Reflecting on all these activities, three overarching observations come to mind. First, I was struck by the scale and diversity of what goes on within the organisation and all the specific details required to make things happen, from the fit-for-purpose tools on the fire trucks on a small scale, to the multi-faceted roles within individual teams and departments, to the broader scale of the overall functions the agency performs. Second, I was impressed by the positive attitude to work and the productivity of all the people I met, but particularly the BRN team, especially in the face of various challenges. For example, while the debrief workshop around community liaison following an extended fire campaign did aim to highlight challenges in the work each team member experienced through having to perform many tasks in high-stress situations outside their usual roles, these challenges were dealt with as opportunities for improvement. By the end of the session there was an extensive list of practical suggestions the team will begin to action to enable them to perform better in their roles going forward. And third, I saw very clear examples of some of the complexities in the organisation that must be navigated for effective delivery of emergency management initiatives. In particular, I observed differences between some of the community-focused engagement works and the more traditional top-down structure of the broader organisation. Community engagement is a relatively new approach to emergency management in Australia, and it appeared to me reconciling how this approach fits within the legacy of emergency response service delivery in organisations is still a developing area, as opposed to being functionally developed. This may present challenges when working with community groups and is perhaps an area for improvement going forward.
Overall the student placement was an immensely enriching and valuable experience. It proved a useful opportunity to increase my networking within the professional sector, impart some of my knowledge, gain insight into the fire service and broader field of emergency management, learn about the high variety of important tasks and responsibilities, and to appreciate the organisational structure and challenges emergency management professionals have to work with. This has important implications for the potential utilisation of my research findings in the sector, and is something I will continue to consider as my research progresses.

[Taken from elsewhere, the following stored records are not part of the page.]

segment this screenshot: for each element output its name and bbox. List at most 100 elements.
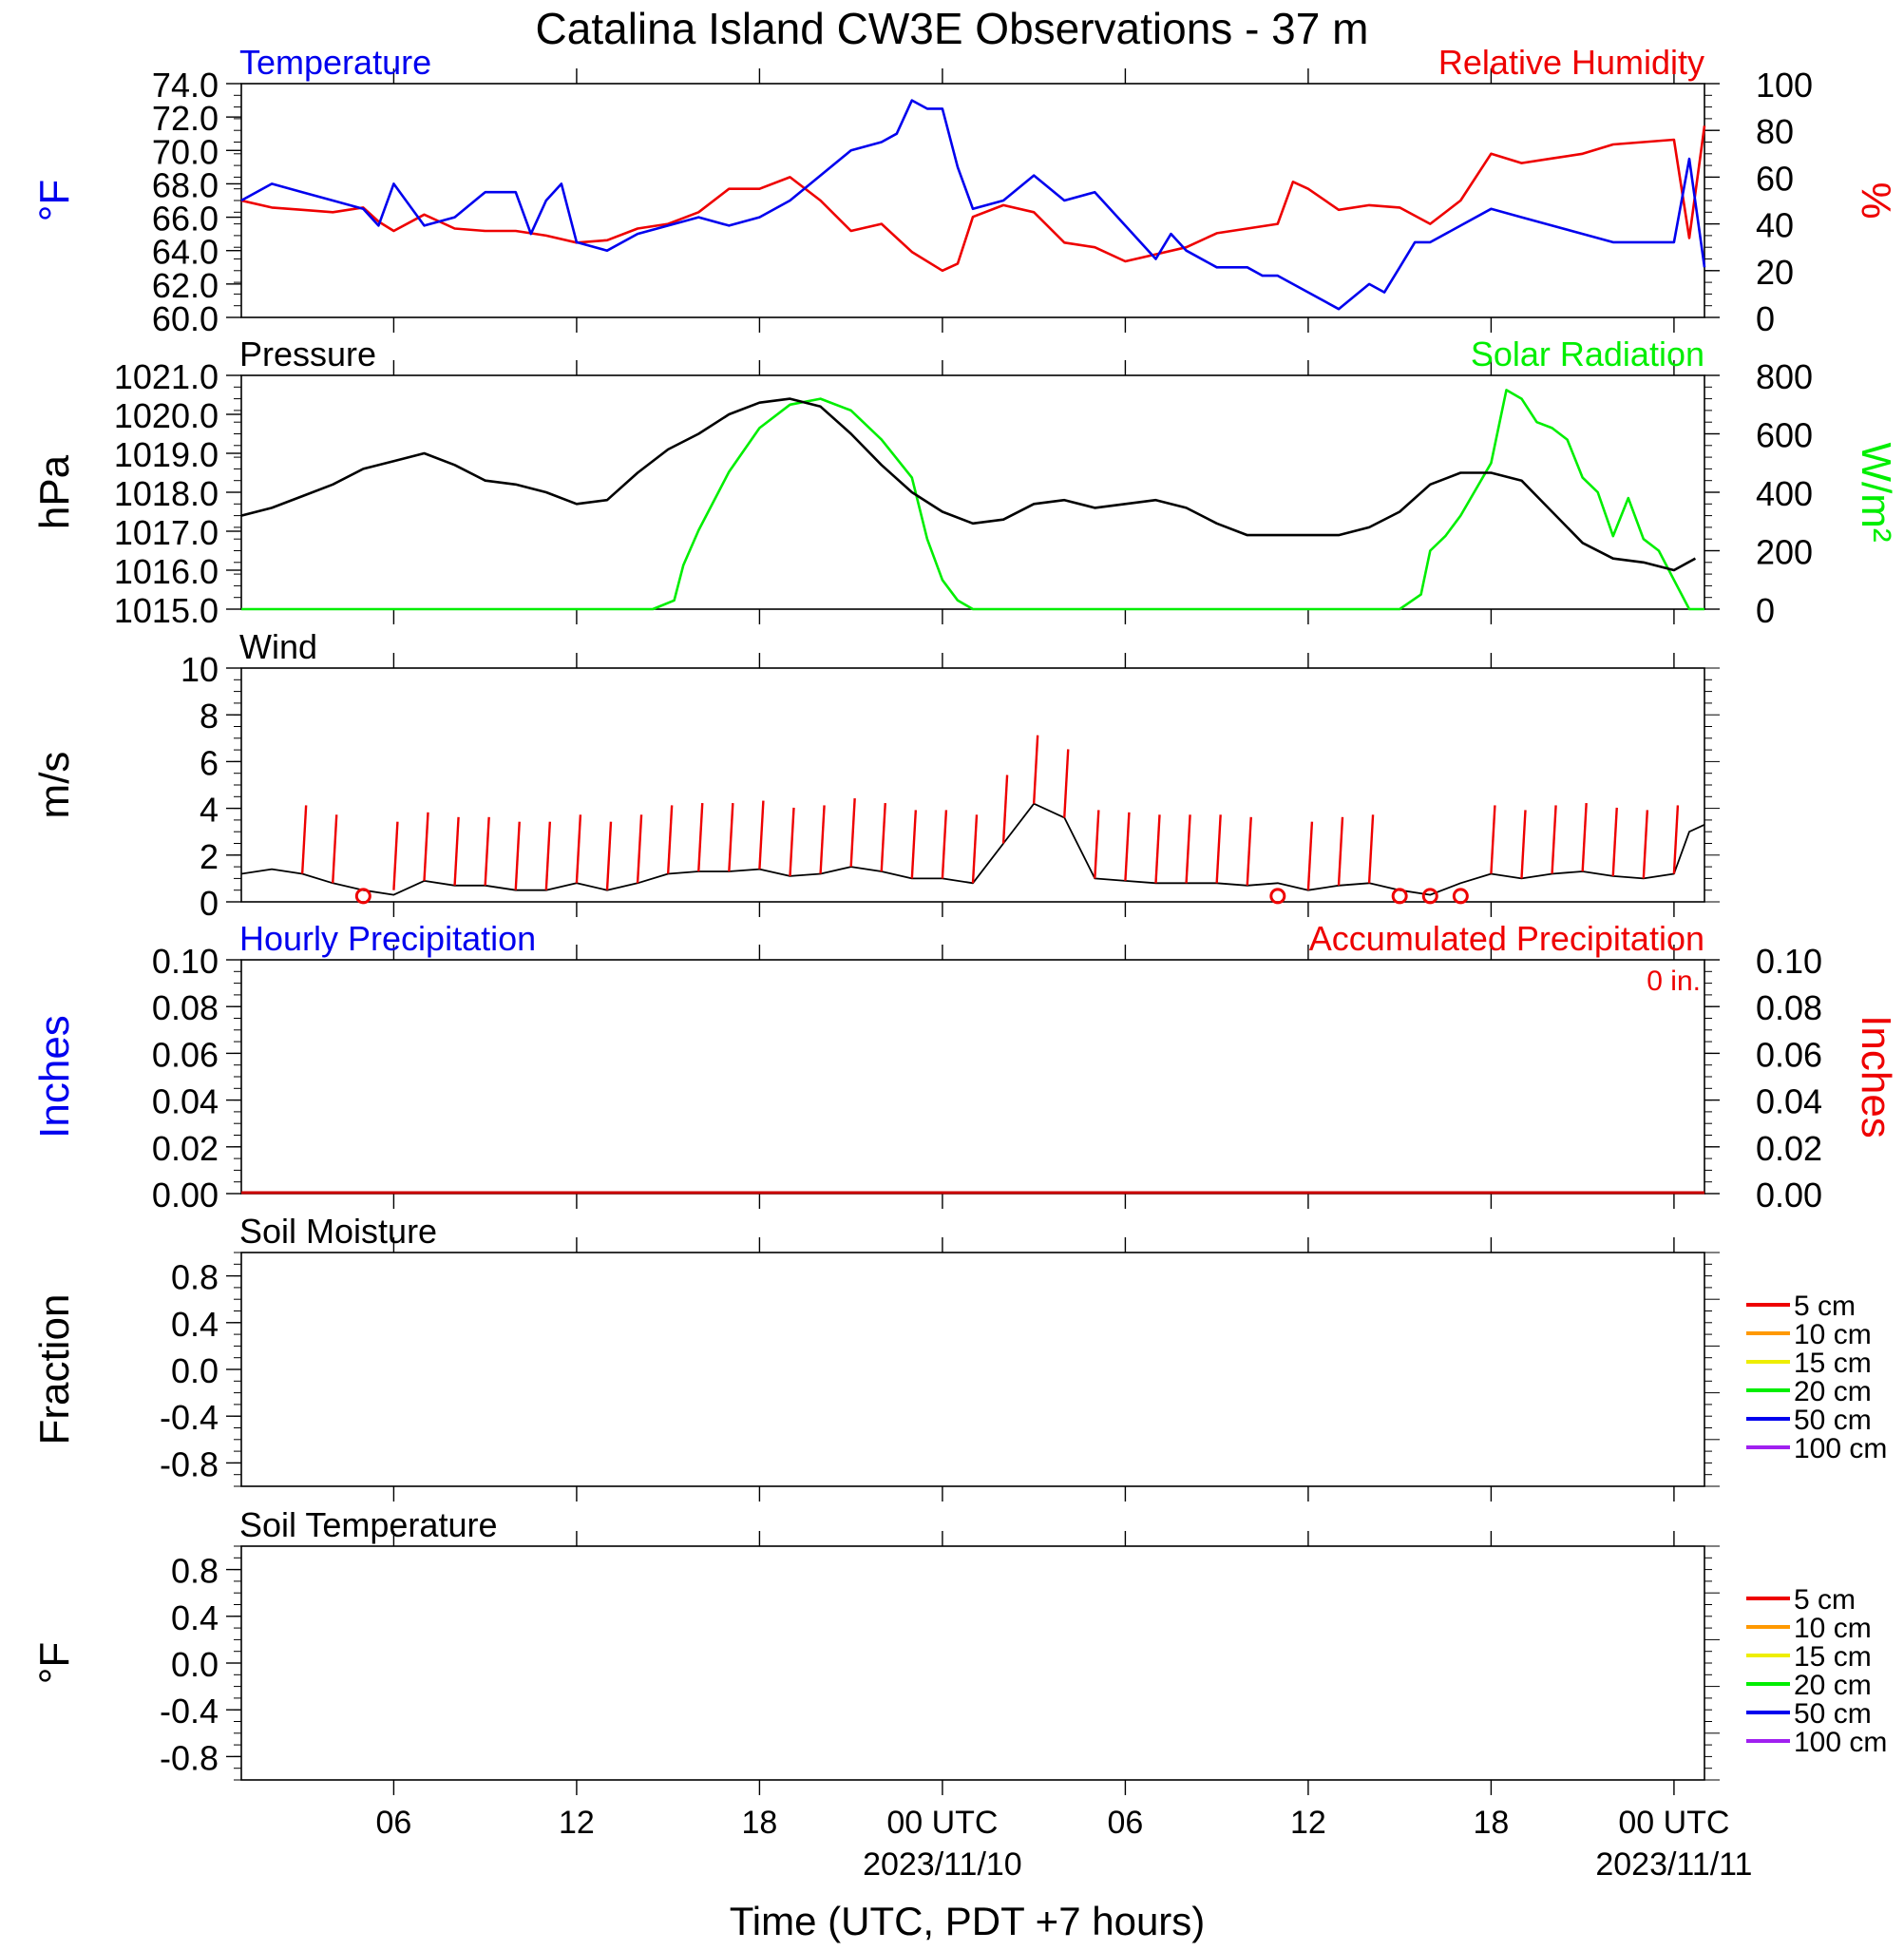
- wind-barb: [1581, 802, 1588, 872]
- y-tick-label: 0.06: [152, 1035, 219, 1074]
- wind-barb: [1490, 805, 1496, 874]
- legend-label: 5 cm: [1794, 1291, 1856, 1322]
- legend-label: 100 cm: [1794, 1433, 1887, 1464]
- wind-barb: [819, 805, 826, 874]
- left-unit-label: hPa: [31, 454, 78, 529]
- accumulated-total-label: 0 in.: [1647, 966, 1701, 997]
- y-tick-label: 72.0: [152, 99, 219, 138]
- x-tick-label: 12: [1290, 1805, 1326, 1841]
- wind-barb: [636, 814, 643, 884]
- y-tick-label: 8: [200, 697, 219, 736]
- wind-barb: [575, 814, 582, 884]
- legend-label: 50 cm: [1794, 1405, 1872, 1436]
- wind-barb: [758, 800, 765, 870]
- y-tick-label-right: 0.06: [1756, 1035, 1822, 1074]
- y-tick-label: 70.0: [152, 132, 219, 171]
- wind-barb: [453, 816, 460, 886]
- y-tick-label: -0.8: [160, 1444, 219, 1483]
- temp_rh-frame: [240, 83, 1705, 318]
- wind-barb: [1032, 735, 1039, 804]
- panel-title-right: Accumulated Precipitation: [1309, 919, 1704, 958]
- wind-barb: [605, 821, 613, 890]
- wind-barb: [1520, 810, 1527, 879]
- wind-barb: [1367, 814, 1375, 884]
- panel-title-left: Pressure: [239, 335, 376, 373]
- y-tick-label-right: 0.02: [1756, 1129, 1822, 1168]
- y-tick-label: 0.10: [152, 942, 219, 981]
- y-tick-label-right: 0.08: [1756, 988, 1822, 1027]
- wind-barb: [728, 802, 734, 872]
- panel-title-left: Hourly Precipitation: [239, 919, 536, 958]
- y-tick-label-right: 40: [1756, 206, 1794, 245]
- precip-panel: Hourly Precipitation Accumulated Precipit…: [31, 919, 1899, 1215]
- y-tick-label: 66.0: [152, 200, 219, 239]
- y-tick-label: 0.0: [171, 1645, 219, 1684]
- wind-barb: [666, 805, 674, 874]
- y-tick-label-right: 80: [1756, 112, 1794, 151]
- y-tick-label: 0.04: [152, 1082, 219, 1121]
- legend-label: 15 cm: [1794, 1348, 1872, 1379]
- temp-rh-panel: Temperature Relative Humidity 60.062.064.0…: [31, 43, 1899, 338]
- y-tick-label: 0: [200, 884, 219, 923]
- panel-title-left: Wind: [239, 627, 317, 666]
- legend-label: 100 cm: [1794, 1727, 1887, 1758]
- precip-frame: [240, 959, 1705, 1195]
- wind-barb: [423, 812, 429, 881]
- wind-barb: [514, 821, 521, 890]
- wind-barb: [1337, 816, 1344, 886]
- panel-title-left: Soil Temperature: [239, 1505, 497, 1544]
- y-tick-label-right: 800: [1756, 357, 1813, 396]
- wind-panel: Wind 0 2 4 6 8 10 m/s: [31, 627, 1720, 923]
- y-tick-label-right: 0: [1756, 591, 1775, 630]
- x-axis-label: Time (UTC, PDT +7 hours): [730, 1899, 1206, 1943]
- legend-label: 10 cm: [1794, 1319, 1872, 1350]
- x-tick-label: 00 UTC: [886, 1805, 998, 1841]
- wind-barb: [1551, 805, 1557, 874]
- panel-title-left: Soil Moisture: [239, 1212, 437, 1251]
- wind-barb: [910, 810, 918, 879]
- y-tick-label: 0.02: [152, 1129, 219, 1168]
- wind-barb: [880, 802, 886, 872]
- y-tick-label: 0.4: [171, 1305, 219, 1344]
- y-tick-label-right: 0.00: [1756, 1176, 1822, 1215]
- wind-barb: [1215, 814, 1222, 884]
- y-tick-label: -0.4: [160, 1692, 219, 1731]
- soil-temperature-panel: Soil Temperature-0.8-0.40.00.40.8°F5 cm1…: [31, 1505, 1887, 1795]
- legend-label: 50 cm: [1794, 1698, 1872, 1730]
- wind-barb: [849, 798, 856, 868]
- y-tick-label: 0.4: [171, 1598, 219, 1637]
- wind-barb: [1154, 814, 1161, 884]
- right-unit-label: Inches: [1853, 1015, 1899, 1138]
- legend-label: 5 cm: [1794, 1584, 1856, 1616]
- y-tick-label-right: 0: [1756, 299, 1775, 338]
- wind-barb: [1124, 812, 1131, 881]
- x-axis-ticks: 06 12 18 00 UTC 2023/11/10 06 12 18 00 UTC 2023/1…: [376, 1805, 1753, 1883]
- wind-barb: [1611, 807, 1618, 877]
- y-tick-label-right: 0.04: [1756, 1082, 1822, 1121]
- legend-label: 15 cm: [1794, 1641, 1872, 1673]
- y-tick-label-right: 200: [1756, 533, 1813, 572]
- wind-barb: [1063, 749, 1070, 818]
- left-unit-label: °F: [31, 1642, 78, 1684]
- wind-barb: [1672, 805, 1680, 874]
- right-unit-label: %: [1853, 182, 1899, 219]
- x-tick-label: 00 UTC: [1618, 1805, 1729, 1841]
- y-tick-label: 0.8: [171, 1552, 219, 1591]
- wind-barb: [1642, 810, 1649, 879]
- temperature-line: [240, 99, 1706, 311]
- panels: Temperature Relative Humidity60.062.064.0…: [31, 43, 1899, 1883]
- pressure-solar-panel: Pressure Solar Radiation 1015.01016.01017.…: [31, 335, 1899, 630]
- soil-moisture-panel: Soil Moisture -0.8 -0.4 0.0 0.4 0.8 Fraction 5 …: [31, 1212, 1887, 1502]
- wind-barb: [332, 814, 338, 884]
- legend-label: 10 cm: [1794, 1613, 1872, 1644]
- wind-speed-line: [240, 802, 1705, 896]
- legend-label: 20 cm: [1794, 1670, 1872, 1701]
- wind-barb: [1185, 814, 1191, 884]
- y-tick-label: 2: [200, 837, 219, 876]
- wind-barb: [1001, 775, 1009, 844]
- x-tick-label: 18: [1474, 1805, 1510, 1841]
- figure-title: Catalina Island CW3E Observations - 37 m: [536, 4, 1369, 53]
- y-tick-label: -0.8: [160, 1738, 219, 1777]
- wind-barb: [697, 802, 704, 872]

I feel grateful for this opportunity and the continued support of TFS and BNHCRC of my research and my personal and professional development. I feel grateful for the generous people I have had the privilege of meeting and working with and who have had nothing less than confidence in me. I feel grateful for all the experiences I’ve had in my PhD so far, especially those with the BRN such as this placement, as they have shaped my work to be something more meaningful, and shaped me to be a more robust researcher who is more skilled and more knowledgeable with a better understanding and appreciation of the professional and societal context in which my research sits. I’ve learnt a lot through my engagement with TFS and the emergency management sector, and I encourage other students and agencies to undertake placements, as it was a truly rewarding experience.
Thanks to Peter Middleton and the BRN team, Suzette Harrison, David Cleaver, and Lesley King, and the Tasmania Fire Service for hosting me, and Peter Middleton, Eleanor Bruce and the BNHCRC for making the placement happen.